入院した場合の給付金額は同じだけれど……
熱中症による入院・死亡は、「病気」として保険金が支払われることになります。では、「災害」で支払われるのと「病気」で支払われるのとでは、どんな違いがあるのでしょうか。医療保険や医療特約の説明書きを読むと、給付金について、「疾病入院給付金」と「災害入院給付金」と分けて記載されています。病気で入院したときは「疾病入院」から、災害で入院したときは「災害入院」から給付金を支払うという意味です。
熱中症が災害・病気どちらでも、支払われる入院給付金額は同じです。では、どこが違ってくるのか。それは、通算限度日数が「病気」と「災害」のどちらでカウントされるかです。

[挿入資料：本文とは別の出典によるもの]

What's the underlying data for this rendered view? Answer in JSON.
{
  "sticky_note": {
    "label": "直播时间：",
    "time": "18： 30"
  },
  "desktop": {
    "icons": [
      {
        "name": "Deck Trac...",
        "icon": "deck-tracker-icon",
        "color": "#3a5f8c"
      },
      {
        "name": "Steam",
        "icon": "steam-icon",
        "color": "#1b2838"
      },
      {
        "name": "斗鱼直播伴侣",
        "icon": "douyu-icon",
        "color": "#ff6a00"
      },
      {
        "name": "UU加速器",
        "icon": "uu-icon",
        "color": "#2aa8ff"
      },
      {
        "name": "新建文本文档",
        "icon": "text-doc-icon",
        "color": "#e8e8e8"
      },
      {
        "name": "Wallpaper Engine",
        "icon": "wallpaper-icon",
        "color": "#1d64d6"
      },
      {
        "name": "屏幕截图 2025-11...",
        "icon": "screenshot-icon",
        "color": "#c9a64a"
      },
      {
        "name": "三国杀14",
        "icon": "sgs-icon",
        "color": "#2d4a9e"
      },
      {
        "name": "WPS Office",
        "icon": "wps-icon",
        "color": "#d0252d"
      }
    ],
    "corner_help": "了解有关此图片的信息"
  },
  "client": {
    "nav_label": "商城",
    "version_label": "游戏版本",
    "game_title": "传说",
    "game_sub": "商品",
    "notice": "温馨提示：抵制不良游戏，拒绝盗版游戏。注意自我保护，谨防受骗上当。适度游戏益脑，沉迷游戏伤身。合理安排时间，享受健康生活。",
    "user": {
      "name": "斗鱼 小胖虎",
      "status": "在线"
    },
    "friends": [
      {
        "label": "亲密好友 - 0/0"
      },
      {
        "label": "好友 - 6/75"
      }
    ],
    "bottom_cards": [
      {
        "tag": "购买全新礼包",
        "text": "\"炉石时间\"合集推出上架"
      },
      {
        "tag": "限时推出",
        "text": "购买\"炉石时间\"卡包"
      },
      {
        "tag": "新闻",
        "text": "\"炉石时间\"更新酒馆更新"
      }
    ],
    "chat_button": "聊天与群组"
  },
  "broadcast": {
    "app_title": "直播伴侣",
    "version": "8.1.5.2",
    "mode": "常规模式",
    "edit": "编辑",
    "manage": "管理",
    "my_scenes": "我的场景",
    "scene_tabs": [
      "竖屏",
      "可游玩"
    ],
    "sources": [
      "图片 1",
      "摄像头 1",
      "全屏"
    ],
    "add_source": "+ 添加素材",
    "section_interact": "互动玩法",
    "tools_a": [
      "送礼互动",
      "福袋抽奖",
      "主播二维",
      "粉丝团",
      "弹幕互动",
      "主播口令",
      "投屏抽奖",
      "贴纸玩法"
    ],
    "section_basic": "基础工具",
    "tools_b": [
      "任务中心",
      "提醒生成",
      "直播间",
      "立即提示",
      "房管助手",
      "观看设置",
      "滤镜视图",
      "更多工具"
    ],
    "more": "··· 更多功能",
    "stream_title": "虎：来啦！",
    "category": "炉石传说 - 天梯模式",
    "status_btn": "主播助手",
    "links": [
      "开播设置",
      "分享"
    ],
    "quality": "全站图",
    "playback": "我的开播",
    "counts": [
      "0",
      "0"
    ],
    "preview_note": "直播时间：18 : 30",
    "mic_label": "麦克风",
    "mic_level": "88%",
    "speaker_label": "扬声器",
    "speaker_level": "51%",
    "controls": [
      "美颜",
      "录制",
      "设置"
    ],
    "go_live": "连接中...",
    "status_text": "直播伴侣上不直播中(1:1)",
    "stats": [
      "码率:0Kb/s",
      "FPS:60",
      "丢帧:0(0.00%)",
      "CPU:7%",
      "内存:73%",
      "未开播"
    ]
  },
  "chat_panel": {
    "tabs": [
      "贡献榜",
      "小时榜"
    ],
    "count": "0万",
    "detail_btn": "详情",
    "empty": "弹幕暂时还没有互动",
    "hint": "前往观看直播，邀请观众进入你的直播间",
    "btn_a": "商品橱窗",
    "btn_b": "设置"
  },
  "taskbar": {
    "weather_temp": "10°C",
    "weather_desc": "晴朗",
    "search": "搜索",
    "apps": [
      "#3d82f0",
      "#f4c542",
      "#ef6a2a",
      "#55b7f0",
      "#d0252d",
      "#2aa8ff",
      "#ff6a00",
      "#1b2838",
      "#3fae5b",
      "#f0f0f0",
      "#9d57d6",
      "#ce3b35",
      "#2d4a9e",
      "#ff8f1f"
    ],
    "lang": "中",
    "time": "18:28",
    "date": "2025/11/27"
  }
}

通算限度日数とは、入院した日数を通算していき、この日数に達したら、その後の入院については給付金を支払いませんという制限のことです。
通算限度日数は商品によって異なり、1000日・1095日などで、「病気」と「災害」それぞれで通算されます。通算限度日数を使い切るまで入院することは稀なので、どちらでカウントされても、どうでもいいといえばいえますが……。
災害死亡の特約保険金は支払われない
死亡保障の保険の特約に、災害割増特約と傷害特約があります。災害割増特約は文字通り、災害で死亡したときは主契約の保険金に割増の保険金が加算される特約。傷害特約は、災害で死亡したときは主契約の保険金に割増の保険金が加算され、障害が残った場合は障害等級に応じた障害給付金が支払われるという特約です。すでに述べたように、熱中症は災害ではありません。そのため、上記の特約を付けていても、熱中症が原因で死亡した場合は災害死亡の特約保険金は支払われません。もちろん、主契約の死亡保険金は支払われます。